High-risk examples that should require private route plus approval: payment submits, account/permission changes, credential resets, and destructive operations.

This reduces the chance that noisy channel context triggers high-impact browser behaviour.

Verify state before and after important actions

Many expensive failures are partial failures that looked successful at first.

Add pre-action and post-action checks for session state, expected page context, and completion markers. If state checks fail, stop and escalate rather than continuing blindly.

State assertions are one of the cheapest reliability controls you can add.

Use bounded retries for transient issues only

Retries are useful when the failure class is transient, temporary latency, occasional loading instability.

For deterministic gates, CAPTCHA, MFA, policy blocks, retries should be minimal or none, followed by immediate escalation. This avoids wasted runs, extra cost, and escalating anti-bot defences.

Define concrete stop conditions up front: maximum retry count, maximum elapsed time, and immediate escalation when deterministic gates are detected.

Reliability is not about trying forever. It is about stopping at the right point.

Cron workflows need skip-with-alert behaviour

Scheduled browser jobs can become noisy quickly when hard gates appear.

Instead of infinite retries, use preflight checks and skip-with-alert behaviour for deterministic blocks. Notify operators with enough context to decide next action.

This protects schedule reliability and keeps alert noise manageable.

Use Telegram for escalation, but keep policy strict

Telegram is useful for operator checkpoints and confirmations during browser incidents.

Keep allowlist and mention policies strict while using it for escalation. Do not widen channel permissions during incident pressure.

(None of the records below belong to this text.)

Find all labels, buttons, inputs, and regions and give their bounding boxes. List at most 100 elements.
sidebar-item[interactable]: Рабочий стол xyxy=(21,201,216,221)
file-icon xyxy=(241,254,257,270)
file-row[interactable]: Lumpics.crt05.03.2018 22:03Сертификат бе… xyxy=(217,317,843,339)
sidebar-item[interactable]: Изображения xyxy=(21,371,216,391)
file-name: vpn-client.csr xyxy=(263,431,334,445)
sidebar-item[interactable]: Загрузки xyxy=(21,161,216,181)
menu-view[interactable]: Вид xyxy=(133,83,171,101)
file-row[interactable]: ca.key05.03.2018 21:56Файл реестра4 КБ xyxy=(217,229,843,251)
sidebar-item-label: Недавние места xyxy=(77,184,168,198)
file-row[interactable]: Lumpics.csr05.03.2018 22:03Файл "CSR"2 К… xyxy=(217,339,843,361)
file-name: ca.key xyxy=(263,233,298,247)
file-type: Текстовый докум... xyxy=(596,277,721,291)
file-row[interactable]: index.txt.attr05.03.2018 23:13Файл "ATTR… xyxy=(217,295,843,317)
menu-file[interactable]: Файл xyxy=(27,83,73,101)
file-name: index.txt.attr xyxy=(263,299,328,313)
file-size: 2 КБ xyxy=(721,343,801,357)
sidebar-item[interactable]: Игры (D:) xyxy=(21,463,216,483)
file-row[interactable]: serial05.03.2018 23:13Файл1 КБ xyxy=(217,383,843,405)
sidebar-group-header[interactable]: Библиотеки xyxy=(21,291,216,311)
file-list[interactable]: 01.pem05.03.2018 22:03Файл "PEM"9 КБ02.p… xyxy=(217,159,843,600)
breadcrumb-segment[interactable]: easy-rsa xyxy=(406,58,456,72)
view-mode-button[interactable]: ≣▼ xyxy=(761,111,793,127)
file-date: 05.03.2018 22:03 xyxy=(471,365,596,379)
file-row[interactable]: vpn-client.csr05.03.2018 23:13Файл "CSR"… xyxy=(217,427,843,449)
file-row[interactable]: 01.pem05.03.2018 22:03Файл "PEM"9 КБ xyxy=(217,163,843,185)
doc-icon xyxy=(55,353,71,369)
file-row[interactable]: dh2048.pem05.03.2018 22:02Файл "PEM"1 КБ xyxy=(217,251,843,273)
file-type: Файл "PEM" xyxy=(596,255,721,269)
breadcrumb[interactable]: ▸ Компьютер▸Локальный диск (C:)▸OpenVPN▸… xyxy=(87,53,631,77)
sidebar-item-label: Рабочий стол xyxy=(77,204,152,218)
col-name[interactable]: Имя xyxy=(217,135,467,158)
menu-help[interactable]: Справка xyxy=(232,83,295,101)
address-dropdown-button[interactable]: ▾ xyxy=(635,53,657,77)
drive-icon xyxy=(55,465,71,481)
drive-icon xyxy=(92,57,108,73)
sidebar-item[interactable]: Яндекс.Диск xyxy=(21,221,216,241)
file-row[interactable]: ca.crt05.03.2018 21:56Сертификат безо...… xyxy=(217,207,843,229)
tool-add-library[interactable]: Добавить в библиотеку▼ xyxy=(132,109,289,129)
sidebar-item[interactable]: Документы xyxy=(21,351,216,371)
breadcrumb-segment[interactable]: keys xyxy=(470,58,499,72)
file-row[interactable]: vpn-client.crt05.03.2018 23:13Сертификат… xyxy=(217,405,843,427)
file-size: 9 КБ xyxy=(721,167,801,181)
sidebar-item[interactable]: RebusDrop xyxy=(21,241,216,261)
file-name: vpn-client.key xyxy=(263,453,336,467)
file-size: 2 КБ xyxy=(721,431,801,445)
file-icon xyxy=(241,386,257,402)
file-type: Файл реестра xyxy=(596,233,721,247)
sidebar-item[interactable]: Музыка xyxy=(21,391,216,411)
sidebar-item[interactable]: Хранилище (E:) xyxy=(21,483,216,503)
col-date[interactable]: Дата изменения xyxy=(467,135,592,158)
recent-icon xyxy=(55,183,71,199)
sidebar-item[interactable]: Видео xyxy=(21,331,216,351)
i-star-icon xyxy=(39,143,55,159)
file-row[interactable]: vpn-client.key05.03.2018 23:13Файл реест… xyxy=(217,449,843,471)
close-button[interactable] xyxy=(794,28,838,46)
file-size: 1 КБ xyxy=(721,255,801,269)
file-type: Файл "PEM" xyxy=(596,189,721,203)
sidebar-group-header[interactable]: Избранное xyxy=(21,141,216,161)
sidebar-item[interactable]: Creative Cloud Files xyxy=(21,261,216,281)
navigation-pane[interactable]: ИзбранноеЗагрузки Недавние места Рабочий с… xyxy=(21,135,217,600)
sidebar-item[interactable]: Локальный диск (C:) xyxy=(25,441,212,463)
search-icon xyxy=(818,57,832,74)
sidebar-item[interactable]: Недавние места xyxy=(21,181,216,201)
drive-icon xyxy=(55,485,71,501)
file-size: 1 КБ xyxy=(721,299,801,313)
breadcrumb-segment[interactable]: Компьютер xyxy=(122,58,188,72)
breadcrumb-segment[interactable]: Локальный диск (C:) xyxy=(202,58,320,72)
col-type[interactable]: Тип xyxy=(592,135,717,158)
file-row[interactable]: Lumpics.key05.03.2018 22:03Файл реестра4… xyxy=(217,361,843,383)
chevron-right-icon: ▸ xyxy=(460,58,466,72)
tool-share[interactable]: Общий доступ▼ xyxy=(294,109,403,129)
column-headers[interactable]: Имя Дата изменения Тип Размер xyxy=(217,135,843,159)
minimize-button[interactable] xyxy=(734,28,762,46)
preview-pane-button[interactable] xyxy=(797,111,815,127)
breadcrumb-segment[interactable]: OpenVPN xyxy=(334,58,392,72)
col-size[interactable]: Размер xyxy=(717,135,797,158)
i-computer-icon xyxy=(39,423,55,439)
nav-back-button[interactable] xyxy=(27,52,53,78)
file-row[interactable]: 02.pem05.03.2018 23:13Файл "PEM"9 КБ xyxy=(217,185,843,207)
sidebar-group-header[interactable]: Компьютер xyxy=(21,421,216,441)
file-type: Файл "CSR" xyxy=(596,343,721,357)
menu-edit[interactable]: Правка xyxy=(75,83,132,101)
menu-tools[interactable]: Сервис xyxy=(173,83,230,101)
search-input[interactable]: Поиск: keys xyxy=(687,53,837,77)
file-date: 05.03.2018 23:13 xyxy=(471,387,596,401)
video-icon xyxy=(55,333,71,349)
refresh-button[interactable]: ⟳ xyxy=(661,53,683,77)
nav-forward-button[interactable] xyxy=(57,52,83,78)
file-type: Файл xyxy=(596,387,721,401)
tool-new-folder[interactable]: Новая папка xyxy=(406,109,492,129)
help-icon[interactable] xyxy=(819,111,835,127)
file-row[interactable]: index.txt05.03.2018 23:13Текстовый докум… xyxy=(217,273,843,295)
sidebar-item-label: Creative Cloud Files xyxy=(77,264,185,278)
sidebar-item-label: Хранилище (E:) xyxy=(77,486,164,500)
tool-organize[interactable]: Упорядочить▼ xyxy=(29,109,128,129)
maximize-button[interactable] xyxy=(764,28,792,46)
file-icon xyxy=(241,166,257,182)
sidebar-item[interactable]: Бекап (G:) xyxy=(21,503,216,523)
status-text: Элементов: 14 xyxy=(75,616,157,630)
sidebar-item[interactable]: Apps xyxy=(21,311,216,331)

The escalation path should help recovery without expanding attack surface.

Keep fallback rules versioned and reviewed

Fallback logic changes are production behaviour changes.

Handle them through PR-reviewed updates so policy drift is tracked and reversible. Ad hoc edits after incidents often fix one case while breaking another silently.

Reliability improves when fallback decisions are auditable.

Store challenge patterns in durable memory

Recurring anti-bot and MFA patterns are operational knowledge.

Capture site-specific challenge behaviour, chosen fallback action, and resolution outcomes in durable runbooks/memory. This reduces mean time to recovery for repeated issues.

Without this, every incident starts from scratch.

Practical implementation steps

Step one: create a reliability matrix per workflow

For each site and flow, define expected challenge type, fallback action, approval owner, and retry policy.

Step two: implement execute/assist mode switch

Trigger assist mode automatically on deterministic gates and request human checkpoint.

Step three: add state verification guards

Check preconditions and postconditions around high-impact browser actions.

Step four: tune retry policy by failure class

Allow bounded retries for transient faults. Escalate early for CAPTCHA/MFA/policy blocks.

Step five: wire safe escalation notifications

Use Telegram notifications for operator decisions while preserving strict channel access policy.

Step six: review incidents and update by PR

Record outcomes, update fallback matrix, and merge reliability changes through reviewed workflow.

After CAPTCHA/MFA checkpoint escalation, pass criteria should be explicit:

expected authenticated state present
target page/context validated
intended action result confirmed
no policy boundary violations in logs

You cannot guarantee fully unattended browser automation on every hostile or fast-changing site. What you can do is make failures predictable, contained, and recoverable, which is exactly what a practical SetupClaw baseline should deliver.